May angels lead you in/
Hear you me my friends.
On sleepless roads the sleepless go/
May angels lead you in.

Briana’s husband, Anthony, my band, Latterday Saints (aka Guy Smiley), my wife, and Briana’s friends, Jillian and Allison, formed a group. We called ourselves “The Sleepless” and performed this song for my sister beside her coffin before she was lowered into the ground.

Music connects the dots; and we are all just dots on this planet, a wide and caustic spectrum of terra firma that is, more than often, unforgiving.

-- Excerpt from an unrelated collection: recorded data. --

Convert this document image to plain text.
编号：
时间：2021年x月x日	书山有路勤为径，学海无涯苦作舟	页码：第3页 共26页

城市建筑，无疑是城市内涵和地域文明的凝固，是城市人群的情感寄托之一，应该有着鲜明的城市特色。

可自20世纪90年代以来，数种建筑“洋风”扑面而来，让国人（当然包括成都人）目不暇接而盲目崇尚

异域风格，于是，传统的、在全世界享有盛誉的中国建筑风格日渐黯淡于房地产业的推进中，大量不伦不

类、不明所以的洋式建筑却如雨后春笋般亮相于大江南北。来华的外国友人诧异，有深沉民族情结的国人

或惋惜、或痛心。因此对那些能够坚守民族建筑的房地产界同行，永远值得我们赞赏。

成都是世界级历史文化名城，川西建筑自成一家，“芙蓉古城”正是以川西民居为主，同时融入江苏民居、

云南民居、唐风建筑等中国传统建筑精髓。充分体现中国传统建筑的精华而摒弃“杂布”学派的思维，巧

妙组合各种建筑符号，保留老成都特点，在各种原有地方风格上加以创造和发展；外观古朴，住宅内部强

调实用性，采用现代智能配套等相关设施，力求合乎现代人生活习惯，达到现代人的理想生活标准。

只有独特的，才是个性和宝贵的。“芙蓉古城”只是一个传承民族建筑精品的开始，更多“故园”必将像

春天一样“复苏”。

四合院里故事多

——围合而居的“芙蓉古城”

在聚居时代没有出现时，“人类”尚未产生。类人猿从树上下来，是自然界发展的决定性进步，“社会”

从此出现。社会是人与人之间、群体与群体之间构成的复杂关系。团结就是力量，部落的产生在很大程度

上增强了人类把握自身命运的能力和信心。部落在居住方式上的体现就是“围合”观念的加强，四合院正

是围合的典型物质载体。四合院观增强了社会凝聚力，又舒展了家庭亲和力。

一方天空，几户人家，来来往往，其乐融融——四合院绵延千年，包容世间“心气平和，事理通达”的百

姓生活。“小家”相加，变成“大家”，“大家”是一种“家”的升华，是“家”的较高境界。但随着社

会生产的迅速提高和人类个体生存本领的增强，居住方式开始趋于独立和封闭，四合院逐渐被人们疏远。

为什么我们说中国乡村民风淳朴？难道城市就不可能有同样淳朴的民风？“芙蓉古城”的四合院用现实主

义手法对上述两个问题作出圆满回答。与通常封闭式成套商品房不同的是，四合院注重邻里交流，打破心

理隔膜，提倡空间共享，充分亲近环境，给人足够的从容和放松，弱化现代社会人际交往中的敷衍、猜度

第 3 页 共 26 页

It’s music that I used as a framework for “No Alternative.” The landscape is the grunge era of the early 90’s, a milieu in which teenagers never felt more alone—this, at the very least, was the standard set by their moniker: Generation X. However, it was through music, which seemed to reflect that loneliness, disaffection and angst that brought an army of teenagers together. This movement in music, in my opinion, has never been matched—it was a cultural phenomenon, in both the worlds of alternative and rap music. It was a time when teenagers felt alienated, whether as a result of their place in the world or the hormones whirling inharmoniously inside their bodies. However, at this moment in 1994, teens were able to harness what is often uncontrollable energy through the music they played and listened to.

Music can do more than just mark one’s life, and through those markings, enhance the quality of it. If music is a drug, then life is, arguably, its active ingredient. While it’s not a cure for our shared disease of death, it gives us solace as we make our inevitable march towards it.